Cerebral Creatine Deficiency Syndrome (CCDS) results from malfunctioning transportation of creatine or impaired creatine synthesis, resulting in creatine metabolism errors. There are three primary types of CCDS: creatine transporter deficiency (CTD), guanidinoacetate methyltransferase deficiency (GAMT), and agrinine: glycine amidinotransferase deficiency (AGAT).1 CTD is the most common form of CCDS and is resultant of a mutation in SLC6A8, the creatine transporter gene. Both GAMT and AGAT can be treated by creatine supplementation, but lack of a functioning transporter in the brain prevents creatine from entering neuronal cells.
In humans, the inheritance pattern for CTD is X-linked, meaning that it manifests in males due to it being located on the X chromsome. Female carriers of the disorder tend to not to exhibit overt symptoms of the disorder as they have two x chromosomes.

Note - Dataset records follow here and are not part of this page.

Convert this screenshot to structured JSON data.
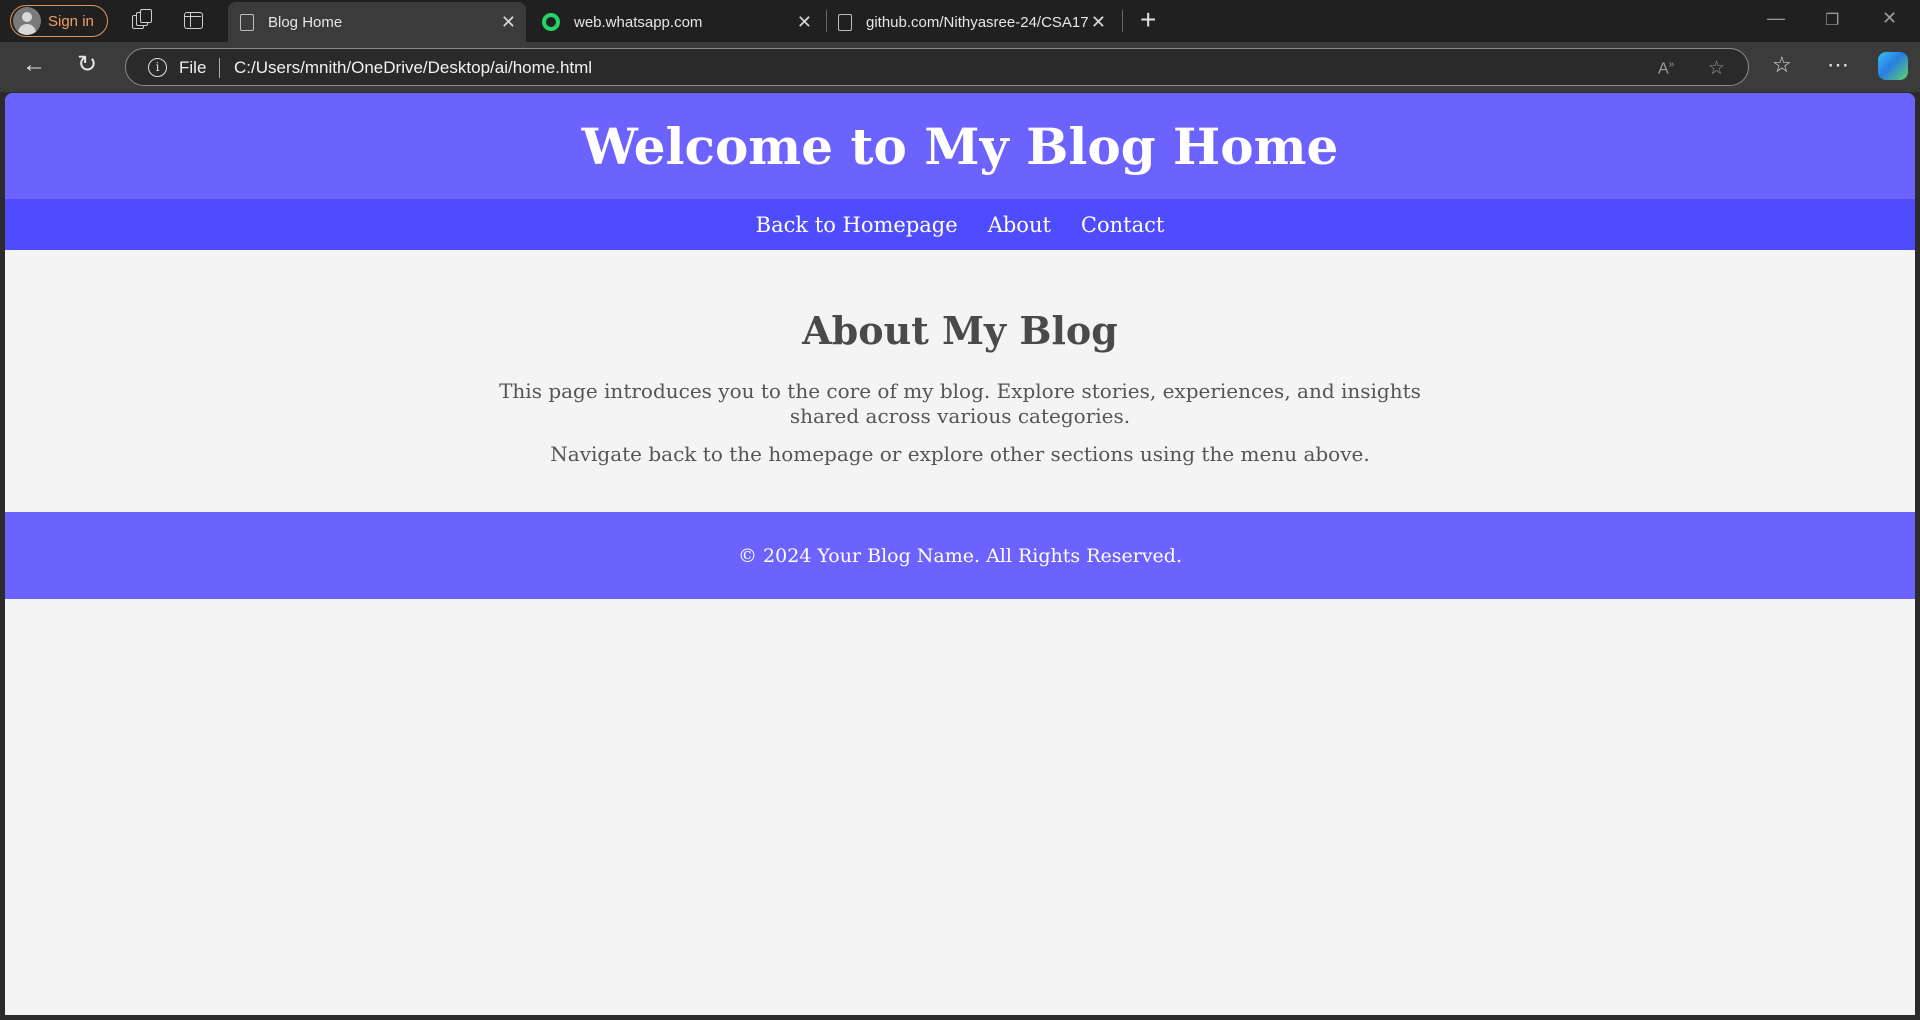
{
  "browser": {
    "signin_label": "Sign in",
    "tabs": [
      {
        "title": "Blog Home",
        "active": true
      },
      {
        "title": "web.whatsapp.com",
        "active": false
      },
      {
        "title": "github.com/Nithyasree-24/CSA17",
        "active": false
      }
    ],
    "address": {
      "scheme_label": "File",
      "url": "C:/Users/mnith/OneDrive/Desktop/ai/home.html"
    },
    "icons": {
      "back": "back-arrow-icon",
      "refresh": "refresh-icon",
      "info": "info-icon",
      "read_aloud": "read-aloud-icon",
      "favorite": "star-icon",
      "favorites": "favorites-icon",
      "more": "more-icon",
      "copilot": "copilot-icon"
    }
  },
  "page": {
    "header_title": "Welcome to My Blog Home",
    "nav": [
      "Back to Homepage",
      "About",
      "Contact"
    ],
    "section_title": "About My Blog",
    "paragraphs": [
      "This page introduces you to the core of my blog. Explore stories, experiences, and insights shared across various categories.",
      "Navigate back to the homepage or explore other sections using the menu above."
    ],
    "footer": "© 2024 Your Blog Name. All Rights Reserved."
  },
  "colors": {
    "header_bg": "#6c63ff",
    "nav_bg": "#4f4cff",
    "page_bg": "#f4f4f4",
    "heading_text": "#4a4a4a",
    "signin_accent": "#f0a060"
  }
}
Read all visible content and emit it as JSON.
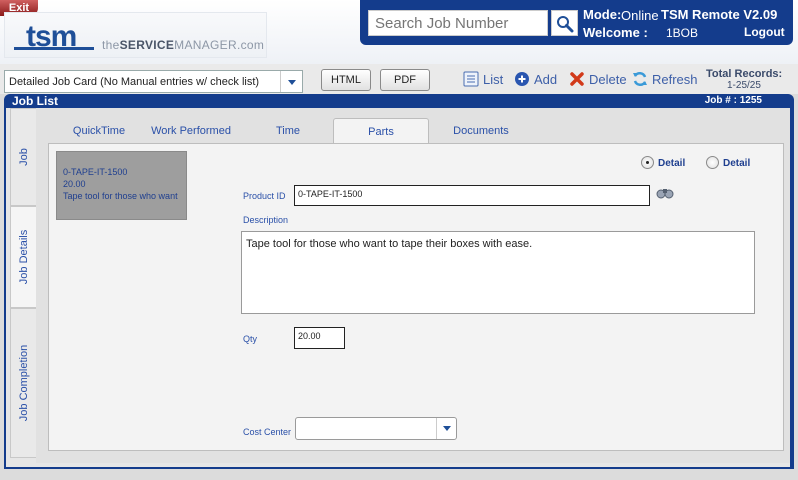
{
  "header": {
    "exit_label": "Exit",
    "logo_text": "tsm",
    "logo_sub_prefix": "the",
    "logo_sub_bold": "SERVICE",
    "logo_sub_suffix": "MANAGER.com",
    "search_placeholder": "Search Job Number",
    "mode_label": "Mode:",
    "mode_value": "Online",
    "app_version": "TSM Remote V2.09",
    "welcome_label": "Welcome :",
    "welcome_user": "1BOB",
    "logout_label": "Logout"
  },
  "toolbar": {
    "report_select": "Detailed Job Card (No Manual entries w/ check list)",
    "html_label": "HTML",
    "pdf_label": "PDF",
    "list_label": "List",
    "add_label": "Add",
    "delete_label": "Delete",
    "refresh_label": "Refresh",
    "total_label": "Total Records:",
    "total_value": "1-25/25"
  },
  "joblist": {
    "title": "Job List",
    "job_number": "Job # :  1255"
  },
  "side_tabs": [
    "Job",
    "Job Details",
    "Job Completion"
  ],
  "tabs": [
    "QuickTime",
    "Work Performed",
    "Time",
    "Parts",
    "Documents"
  ],
  "parts": {
    "preview": [
      "0-TAPE-IT-1500",
      "20.00",
      "Tape tool for those who want to tape their boxes with ease."
    ],
    "radio_1": "Detail",
    "radio_2": "Detail",
    "product_id_label": "Product ID",
    "product_id": "0-TAPE-IT-1500",
    "description_label": "Description",
    "description": "Tape tool for those who want to tape their boxes with ease.",
    "qty_label": "Qty",
    "qty": "20.00",
    "cost_center_label": "Cost Center",
    "cost_center": ""
  },
  "colors": {
    "brand_blue": "#143c8c",
    "exit_red": "#8a1a1a",
    "link_blue": "#2a50a8"
  }
}
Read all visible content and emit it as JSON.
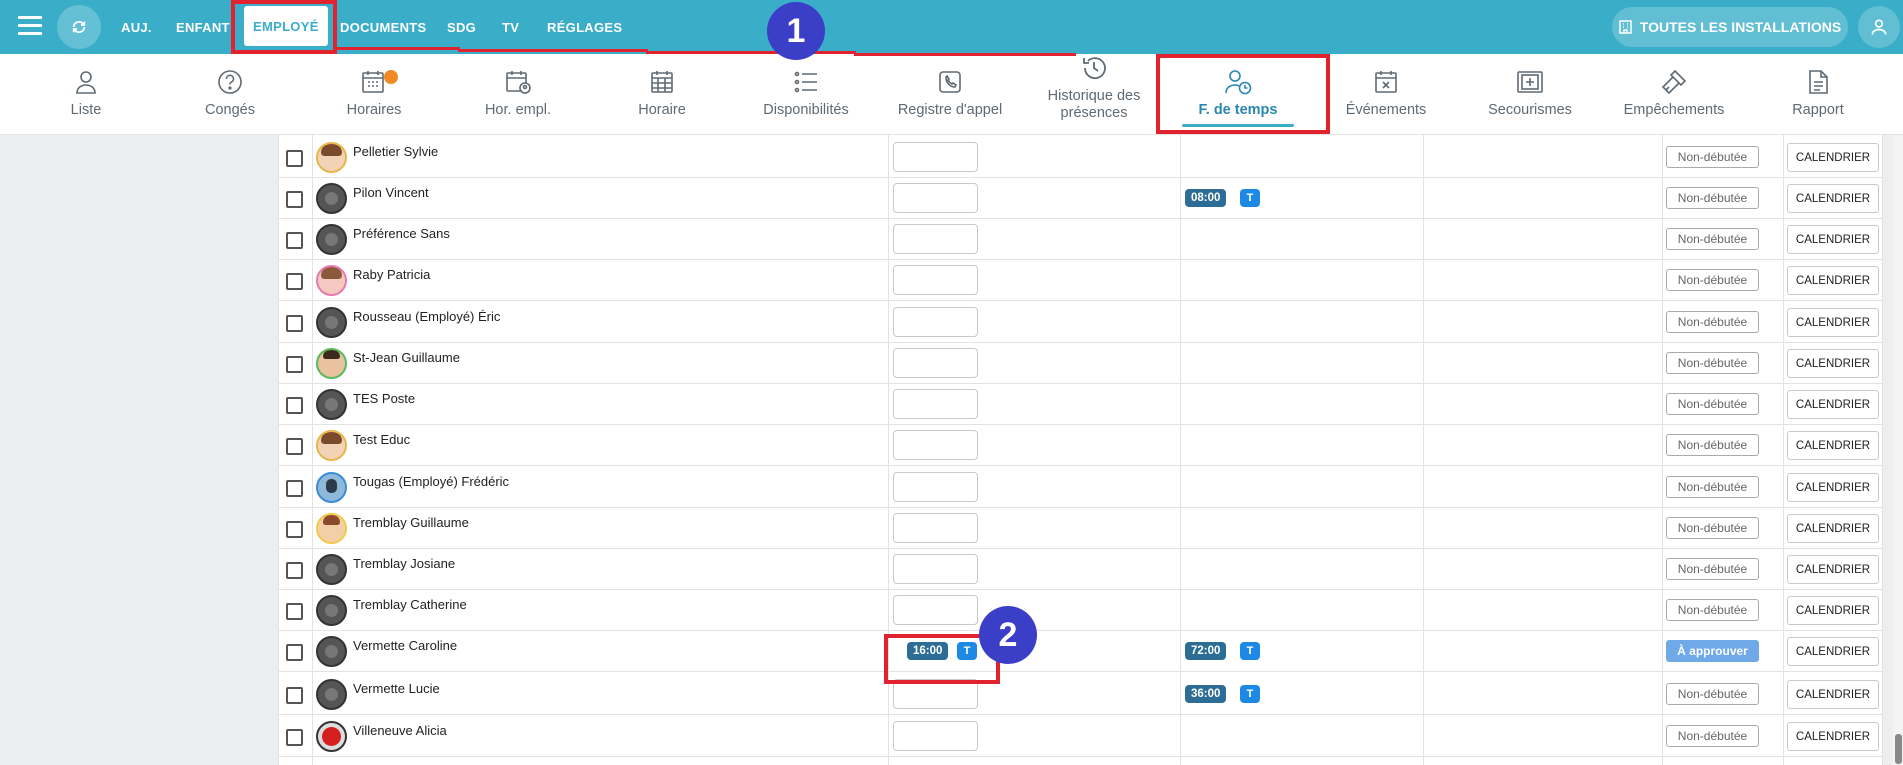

Lack of creatine in the brain has severe impacts on function due to creatine being necessary to recycle adenosine triphosphate (ATP) in the brain, that is essential in sustaining the dynamic energy requirements during brain development. Afflicted patients exhibit global developmental delays, and many present intellectual disability of varying severity. Additional symptoms of CCDS include gastrointestional issues, seizure disorders, behavior disorders, muscle weakness, and autism-like behaviors.
In order to study treatment methods for CTD, Zebrafish, Danio rerio, are being used as a model organism. Zebrafish have two paralogs of the slc6a8 gene: an ortholog, slc6a8a and its paralog, slc6a8b. A model organism for CTD in zebrafish would ideally have both copies of the gene knocked out. The purpose of this study was to identify slc6a8a knockout fish using genotyping.